The sad truth is that there are too many people who are having an increasingly hard time of saving on their own, so when pensions disappeared, they are left with nothing but a SS check, which is often not enough to get by. Going forward SS will also shrink, so the situation is only getting worse.
Some European countries have laws which mandate the worker, and the employer to invest a percentage of the salary to a private fund, so when the worker retires, he/she will live off of that money as opposed to government SS checks.
The rate of people 65 and older filing for bankruptcy is three times what it was in 1991, the study found, and the same group accounts for a far greater share of all filers.
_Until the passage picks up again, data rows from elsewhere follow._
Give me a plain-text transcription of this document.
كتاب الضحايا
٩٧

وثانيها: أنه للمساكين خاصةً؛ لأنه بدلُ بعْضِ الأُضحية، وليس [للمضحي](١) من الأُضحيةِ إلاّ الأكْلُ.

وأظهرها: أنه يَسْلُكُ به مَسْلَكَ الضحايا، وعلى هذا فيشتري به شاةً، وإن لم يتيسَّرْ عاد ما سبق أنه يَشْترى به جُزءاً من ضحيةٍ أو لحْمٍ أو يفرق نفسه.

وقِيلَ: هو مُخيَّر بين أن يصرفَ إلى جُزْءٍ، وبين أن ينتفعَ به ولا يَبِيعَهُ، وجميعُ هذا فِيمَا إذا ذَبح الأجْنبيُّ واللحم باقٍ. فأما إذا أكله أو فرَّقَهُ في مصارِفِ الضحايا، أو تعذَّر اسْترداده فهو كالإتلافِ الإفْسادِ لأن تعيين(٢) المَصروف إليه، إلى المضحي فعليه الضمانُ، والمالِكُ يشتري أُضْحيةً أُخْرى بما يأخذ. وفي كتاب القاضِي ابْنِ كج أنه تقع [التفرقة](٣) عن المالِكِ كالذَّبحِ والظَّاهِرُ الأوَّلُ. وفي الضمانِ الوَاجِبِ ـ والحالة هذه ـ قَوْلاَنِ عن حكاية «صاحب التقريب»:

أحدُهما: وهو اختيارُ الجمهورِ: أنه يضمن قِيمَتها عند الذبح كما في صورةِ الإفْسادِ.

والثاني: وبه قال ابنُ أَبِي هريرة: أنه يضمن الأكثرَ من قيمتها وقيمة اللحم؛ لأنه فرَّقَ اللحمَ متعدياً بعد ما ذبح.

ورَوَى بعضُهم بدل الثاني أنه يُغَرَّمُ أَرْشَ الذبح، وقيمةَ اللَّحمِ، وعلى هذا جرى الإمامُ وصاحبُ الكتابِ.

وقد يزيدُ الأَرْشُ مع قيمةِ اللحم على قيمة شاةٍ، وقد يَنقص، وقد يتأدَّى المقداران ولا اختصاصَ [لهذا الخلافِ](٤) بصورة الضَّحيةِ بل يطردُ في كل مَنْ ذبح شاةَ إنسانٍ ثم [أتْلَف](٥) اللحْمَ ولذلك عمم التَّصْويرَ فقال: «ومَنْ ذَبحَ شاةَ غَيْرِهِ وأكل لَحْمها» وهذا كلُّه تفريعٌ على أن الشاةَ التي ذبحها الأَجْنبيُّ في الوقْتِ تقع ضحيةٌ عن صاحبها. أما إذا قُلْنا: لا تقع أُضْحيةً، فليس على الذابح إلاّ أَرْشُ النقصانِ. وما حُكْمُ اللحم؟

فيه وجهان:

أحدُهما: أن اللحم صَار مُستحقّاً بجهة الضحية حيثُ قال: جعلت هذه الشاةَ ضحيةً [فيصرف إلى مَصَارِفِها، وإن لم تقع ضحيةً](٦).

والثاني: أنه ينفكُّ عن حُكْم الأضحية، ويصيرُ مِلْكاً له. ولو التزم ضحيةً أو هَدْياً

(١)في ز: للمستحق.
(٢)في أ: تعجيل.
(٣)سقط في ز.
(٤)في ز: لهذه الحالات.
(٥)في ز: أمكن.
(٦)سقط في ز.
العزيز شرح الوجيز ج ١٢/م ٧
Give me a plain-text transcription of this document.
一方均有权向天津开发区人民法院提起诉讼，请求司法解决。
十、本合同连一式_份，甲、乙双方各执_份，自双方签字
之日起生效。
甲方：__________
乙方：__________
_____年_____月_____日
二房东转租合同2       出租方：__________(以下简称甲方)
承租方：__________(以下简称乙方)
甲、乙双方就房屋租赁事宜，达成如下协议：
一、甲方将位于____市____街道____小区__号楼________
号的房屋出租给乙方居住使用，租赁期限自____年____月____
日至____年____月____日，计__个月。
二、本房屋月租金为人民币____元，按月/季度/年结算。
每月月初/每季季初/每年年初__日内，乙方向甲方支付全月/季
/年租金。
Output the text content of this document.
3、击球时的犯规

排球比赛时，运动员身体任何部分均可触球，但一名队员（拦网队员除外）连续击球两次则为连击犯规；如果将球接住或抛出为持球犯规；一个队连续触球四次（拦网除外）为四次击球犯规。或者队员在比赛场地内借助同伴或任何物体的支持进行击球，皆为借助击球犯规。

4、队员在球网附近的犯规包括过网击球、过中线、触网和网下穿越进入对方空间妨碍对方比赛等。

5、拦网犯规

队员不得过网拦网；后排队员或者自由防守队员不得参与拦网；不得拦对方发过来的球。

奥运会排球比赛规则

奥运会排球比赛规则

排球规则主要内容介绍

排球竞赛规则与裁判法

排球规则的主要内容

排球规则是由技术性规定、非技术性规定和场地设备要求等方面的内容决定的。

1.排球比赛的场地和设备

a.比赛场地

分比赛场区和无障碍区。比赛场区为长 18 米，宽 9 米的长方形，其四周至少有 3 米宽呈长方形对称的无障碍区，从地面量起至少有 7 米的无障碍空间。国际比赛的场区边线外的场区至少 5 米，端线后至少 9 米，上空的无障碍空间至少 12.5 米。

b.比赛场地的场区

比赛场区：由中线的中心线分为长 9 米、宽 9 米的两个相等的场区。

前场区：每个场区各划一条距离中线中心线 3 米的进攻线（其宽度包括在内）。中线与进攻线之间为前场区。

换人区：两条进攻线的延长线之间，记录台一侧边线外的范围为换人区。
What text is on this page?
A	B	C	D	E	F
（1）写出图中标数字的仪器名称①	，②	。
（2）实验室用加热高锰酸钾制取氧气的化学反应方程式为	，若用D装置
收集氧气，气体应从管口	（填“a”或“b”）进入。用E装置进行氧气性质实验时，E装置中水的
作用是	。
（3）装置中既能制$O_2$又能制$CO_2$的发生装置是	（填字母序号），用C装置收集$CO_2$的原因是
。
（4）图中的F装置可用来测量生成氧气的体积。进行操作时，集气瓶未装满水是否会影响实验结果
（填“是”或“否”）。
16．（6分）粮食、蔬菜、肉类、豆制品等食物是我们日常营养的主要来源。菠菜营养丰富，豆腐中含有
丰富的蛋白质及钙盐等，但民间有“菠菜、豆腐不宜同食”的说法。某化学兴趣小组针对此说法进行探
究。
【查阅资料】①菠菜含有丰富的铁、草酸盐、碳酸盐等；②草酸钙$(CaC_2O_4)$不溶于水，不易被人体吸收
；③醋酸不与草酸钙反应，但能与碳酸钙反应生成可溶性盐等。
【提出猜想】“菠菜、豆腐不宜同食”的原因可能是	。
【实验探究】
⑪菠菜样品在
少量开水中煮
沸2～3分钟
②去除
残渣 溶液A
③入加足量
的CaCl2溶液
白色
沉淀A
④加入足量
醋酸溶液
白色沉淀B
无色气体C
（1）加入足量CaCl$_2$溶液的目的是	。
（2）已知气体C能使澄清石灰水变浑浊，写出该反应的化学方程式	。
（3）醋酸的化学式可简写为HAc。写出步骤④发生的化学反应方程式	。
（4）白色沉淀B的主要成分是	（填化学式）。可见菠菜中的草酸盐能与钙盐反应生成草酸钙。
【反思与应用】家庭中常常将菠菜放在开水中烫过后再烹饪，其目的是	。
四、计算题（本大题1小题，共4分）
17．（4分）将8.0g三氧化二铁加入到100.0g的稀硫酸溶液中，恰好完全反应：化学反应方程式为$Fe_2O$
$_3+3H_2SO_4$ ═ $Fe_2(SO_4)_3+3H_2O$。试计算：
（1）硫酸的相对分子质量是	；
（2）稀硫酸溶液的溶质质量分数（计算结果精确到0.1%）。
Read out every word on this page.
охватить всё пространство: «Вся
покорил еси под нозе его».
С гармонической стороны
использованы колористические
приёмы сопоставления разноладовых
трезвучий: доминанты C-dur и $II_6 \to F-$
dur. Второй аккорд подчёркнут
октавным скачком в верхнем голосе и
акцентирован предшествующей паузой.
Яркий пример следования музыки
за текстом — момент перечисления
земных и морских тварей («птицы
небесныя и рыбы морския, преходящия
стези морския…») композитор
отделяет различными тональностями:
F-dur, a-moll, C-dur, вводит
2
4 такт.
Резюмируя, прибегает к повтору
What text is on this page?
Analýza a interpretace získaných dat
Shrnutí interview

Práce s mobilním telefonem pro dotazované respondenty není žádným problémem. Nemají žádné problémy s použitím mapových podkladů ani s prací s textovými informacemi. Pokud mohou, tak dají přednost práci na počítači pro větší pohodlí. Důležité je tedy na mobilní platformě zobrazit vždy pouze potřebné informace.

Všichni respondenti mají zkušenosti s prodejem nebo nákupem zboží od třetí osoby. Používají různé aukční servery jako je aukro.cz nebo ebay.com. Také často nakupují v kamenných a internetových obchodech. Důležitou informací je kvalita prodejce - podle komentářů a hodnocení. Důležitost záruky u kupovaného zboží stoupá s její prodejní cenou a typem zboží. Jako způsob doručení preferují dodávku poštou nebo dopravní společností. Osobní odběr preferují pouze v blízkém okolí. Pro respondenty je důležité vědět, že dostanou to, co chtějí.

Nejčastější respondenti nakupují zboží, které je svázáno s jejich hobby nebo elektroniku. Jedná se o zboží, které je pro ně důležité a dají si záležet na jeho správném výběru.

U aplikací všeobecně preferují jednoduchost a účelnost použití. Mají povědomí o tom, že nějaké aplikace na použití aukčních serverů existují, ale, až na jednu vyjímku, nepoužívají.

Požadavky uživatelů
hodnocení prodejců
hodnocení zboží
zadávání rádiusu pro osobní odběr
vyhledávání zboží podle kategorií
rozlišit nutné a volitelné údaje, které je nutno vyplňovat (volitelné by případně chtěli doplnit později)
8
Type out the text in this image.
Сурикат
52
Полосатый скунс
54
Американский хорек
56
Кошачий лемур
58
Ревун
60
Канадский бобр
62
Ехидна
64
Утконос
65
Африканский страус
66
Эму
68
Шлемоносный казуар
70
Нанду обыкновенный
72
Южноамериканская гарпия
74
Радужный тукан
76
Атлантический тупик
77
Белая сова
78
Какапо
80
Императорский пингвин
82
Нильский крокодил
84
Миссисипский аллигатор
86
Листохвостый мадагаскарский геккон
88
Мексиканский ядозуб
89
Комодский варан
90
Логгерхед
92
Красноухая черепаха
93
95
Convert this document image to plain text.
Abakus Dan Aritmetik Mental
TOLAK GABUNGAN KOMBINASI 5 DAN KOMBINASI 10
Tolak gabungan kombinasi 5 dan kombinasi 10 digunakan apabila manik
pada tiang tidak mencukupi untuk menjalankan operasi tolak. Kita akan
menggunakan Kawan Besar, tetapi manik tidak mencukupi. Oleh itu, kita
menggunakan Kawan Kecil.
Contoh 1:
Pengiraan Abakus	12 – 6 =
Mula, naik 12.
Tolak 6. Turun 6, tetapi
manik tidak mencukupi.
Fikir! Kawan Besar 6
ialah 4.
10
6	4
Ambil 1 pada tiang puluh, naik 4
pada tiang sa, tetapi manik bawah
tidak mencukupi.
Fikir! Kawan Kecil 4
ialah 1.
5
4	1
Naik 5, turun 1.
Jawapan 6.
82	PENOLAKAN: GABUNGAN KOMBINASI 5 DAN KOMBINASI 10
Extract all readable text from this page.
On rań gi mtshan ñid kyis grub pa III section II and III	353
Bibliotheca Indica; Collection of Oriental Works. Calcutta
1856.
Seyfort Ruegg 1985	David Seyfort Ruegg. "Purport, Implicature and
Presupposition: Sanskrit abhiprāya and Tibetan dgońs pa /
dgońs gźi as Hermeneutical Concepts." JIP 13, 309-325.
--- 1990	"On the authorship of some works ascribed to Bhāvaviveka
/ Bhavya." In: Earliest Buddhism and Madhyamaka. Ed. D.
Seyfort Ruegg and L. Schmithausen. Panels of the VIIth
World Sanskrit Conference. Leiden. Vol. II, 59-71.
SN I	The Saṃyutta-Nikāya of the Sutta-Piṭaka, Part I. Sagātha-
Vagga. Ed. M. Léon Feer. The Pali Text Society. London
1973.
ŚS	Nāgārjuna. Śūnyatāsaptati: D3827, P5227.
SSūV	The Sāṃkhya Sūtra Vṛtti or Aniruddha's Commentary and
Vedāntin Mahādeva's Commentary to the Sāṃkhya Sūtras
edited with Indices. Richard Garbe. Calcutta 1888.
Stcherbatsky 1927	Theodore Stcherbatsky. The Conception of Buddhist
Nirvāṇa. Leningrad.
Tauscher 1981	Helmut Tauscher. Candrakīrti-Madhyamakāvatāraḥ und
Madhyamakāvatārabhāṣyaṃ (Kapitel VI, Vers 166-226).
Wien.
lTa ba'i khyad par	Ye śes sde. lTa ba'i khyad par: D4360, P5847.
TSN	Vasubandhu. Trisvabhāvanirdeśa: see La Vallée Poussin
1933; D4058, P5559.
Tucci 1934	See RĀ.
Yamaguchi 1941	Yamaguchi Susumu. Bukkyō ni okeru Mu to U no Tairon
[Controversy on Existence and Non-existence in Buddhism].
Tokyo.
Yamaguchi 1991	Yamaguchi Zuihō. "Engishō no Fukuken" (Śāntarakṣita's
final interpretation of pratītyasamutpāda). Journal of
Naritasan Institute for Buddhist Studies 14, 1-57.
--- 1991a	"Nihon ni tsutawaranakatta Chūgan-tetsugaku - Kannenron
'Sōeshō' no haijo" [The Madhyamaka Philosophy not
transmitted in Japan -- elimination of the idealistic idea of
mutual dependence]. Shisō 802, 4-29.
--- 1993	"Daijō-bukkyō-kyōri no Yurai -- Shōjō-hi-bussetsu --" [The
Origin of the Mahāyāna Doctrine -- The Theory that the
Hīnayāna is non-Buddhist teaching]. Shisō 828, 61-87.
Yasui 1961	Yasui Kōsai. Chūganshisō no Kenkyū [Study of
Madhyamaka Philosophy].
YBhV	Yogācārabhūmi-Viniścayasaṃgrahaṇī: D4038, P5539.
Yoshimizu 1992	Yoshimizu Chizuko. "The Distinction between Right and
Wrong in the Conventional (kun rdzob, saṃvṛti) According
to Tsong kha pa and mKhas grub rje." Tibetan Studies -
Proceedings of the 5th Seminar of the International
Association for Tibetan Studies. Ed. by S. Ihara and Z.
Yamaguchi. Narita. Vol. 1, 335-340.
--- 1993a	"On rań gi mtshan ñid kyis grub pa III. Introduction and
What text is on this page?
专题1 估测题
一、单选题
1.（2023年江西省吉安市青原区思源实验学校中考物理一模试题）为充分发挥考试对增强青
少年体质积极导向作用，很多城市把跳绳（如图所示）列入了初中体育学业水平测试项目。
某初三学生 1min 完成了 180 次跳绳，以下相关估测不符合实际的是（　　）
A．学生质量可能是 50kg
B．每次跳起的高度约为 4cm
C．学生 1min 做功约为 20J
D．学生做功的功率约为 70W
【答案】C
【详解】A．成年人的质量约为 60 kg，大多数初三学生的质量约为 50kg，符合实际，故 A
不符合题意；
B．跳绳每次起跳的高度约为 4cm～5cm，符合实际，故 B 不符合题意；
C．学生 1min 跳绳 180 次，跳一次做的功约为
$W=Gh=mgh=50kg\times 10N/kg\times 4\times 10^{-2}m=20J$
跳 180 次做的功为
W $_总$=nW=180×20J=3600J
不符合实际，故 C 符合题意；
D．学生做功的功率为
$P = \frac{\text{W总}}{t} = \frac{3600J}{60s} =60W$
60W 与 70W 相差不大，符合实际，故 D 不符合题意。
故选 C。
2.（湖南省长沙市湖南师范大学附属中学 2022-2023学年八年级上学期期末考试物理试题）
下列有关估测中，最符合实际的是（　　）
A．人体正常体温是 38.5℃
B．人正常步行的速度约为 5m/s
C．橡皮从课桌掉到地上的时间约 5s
Driving the surge, the study suggests, is a three-decade shift of financial risk from government and employers to individuals, who are bearing an ever-greater responsibility for their own financial well-being as the social safety net shrinks.
Are you EVEN an American?
" so when pensions disappeared, they are left with nothing but a SS check"
When pensions "disappeared", they wre REPLACED WITH 401Ks.
"a study found' and you are probably naive enough to BELIEVE EVERY SINGLE STUDY EVER DONE. Especially if it is printed in the NY Times.
"Although the actual number of older people filing for bankruptcy was relatively small"
Kinda' blows a hole in your misleading title , " Bankruptcy Booms Among Older Americans
In the last financial meltdown, a lot of people lost a big chunk of what the planned to fund their retirement on.
Many put off retirement until they could rebuild their funds.
So with the banking regulations being gutted, how long before it happens again?
Look at Wall Street complaining about rising interest rates. Wall Street is like Vegas. The house never loses in the end.